President Recep Tayyip Erdoğan on Saturday attended a collective opening ceremony of five large new city parks in Istanbul.
The new city parks, referred to as "millet bahçeleri" (which could be translated as public gardens) by the government, look to create a vast expanse of greenery in the middle of rapidly developing cities.
"With the opening of the public gardens we are fulfilling one of the commitments from our 100-day program. Work on 33 public gardens in 18 cities has reached the final stage. Our goal is to create at least one public garden in every city," Erdoğan said.

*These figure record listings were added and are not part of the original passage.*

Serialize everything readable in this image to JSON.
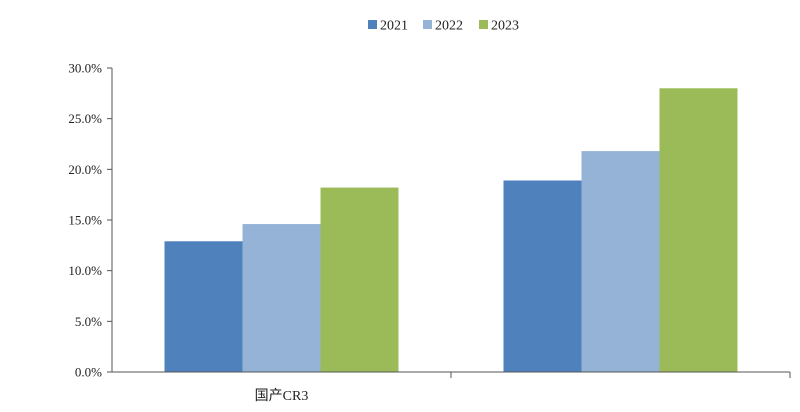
{
  "chart_data": {
    "type": "bar",
    "categories": [
      "国产CR3",
      ""
    ],
    "series": [
      {
        "name": "2021",
        "values": [
          12.9,
          18.9
        ],
        "color": "#4f81bd"
      },
      {
        "name": "2022",
        "values": [
          14.6,
          21.8
        ],
        "color": "#95b3d7"
      },
      {
        "name": "2023",
        "values": [
          18.2,
          28.0
        ],
        "color": "#9bbb59"
      }
    ],
    "yticks": [
      "0.0%",
      "5.0%",
      "10.0%",
      "15.0%",
      "20.0%",
      "25.0%",
      "30.0%"
    ],
    "ylim": [
      0,
      30
    ],
    "legend_position": "top",
    "grid": false
  }
}
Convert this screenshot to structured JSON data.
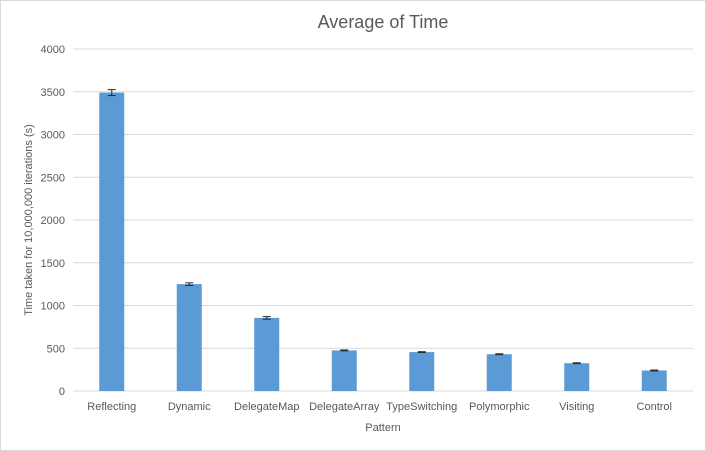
{
  "chart_data": {
    "type": "bar",
    "title": "Average of Time",
    "xlabel": "Pattern",
    "ylabel": "Time taken for 10,000,000 iterations (s)",
    "categories": [
      "Reflecting",
      "Dynamic",
      "DelegateMap",
      "DelegateArray",
      "TypeSwitching",
      "Polymorphic",
      "Visiting",
      "Control"
    ],
    "values": [
      3490,
      1250,
      855,
      475,
      455,
      430,
      325,
      240
    ],
    "errors": [
      35,
      15,
      15,
      5,
      5,
      5,
      5,
      5
    ],
    "ylim": [
      0,
      4000
    ],
    "yticks": [
      0,
      500,
      1000,
      1500,
      2000,
      2500,
      3000,
      3500,
      4000
    ],
    "grid": true,
    "legend": "none",
    "bar_color": "#5b9bd5",
    "grid_color": "#d9d9d9",
    "text_color": "#595959"
  }
}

The five parks with a combined area of 1.5 million square meters increase Istanbul's green space per capita by 10 percent, the president said, adding that after construction of another city park at the site Atatürk Airport this number will go up even higher.
The newly-developing Başakşehir district on the European side of the city now houses three parks in the neighborhoods of Başakşehir, Kayaşehir and Hoşdere, while the two others are located in the historic Baruthane (Ottoman-era gunpowder factory) complex in Bakırköy district and Çırpıcı neighborhood of Zeytinburnu district.
The "city parks" concept designed by the ruling Justice and Development Party (AK Party) proposes turning old public spaces into parks, a move which will further advance the party's environmental agenda in the current term.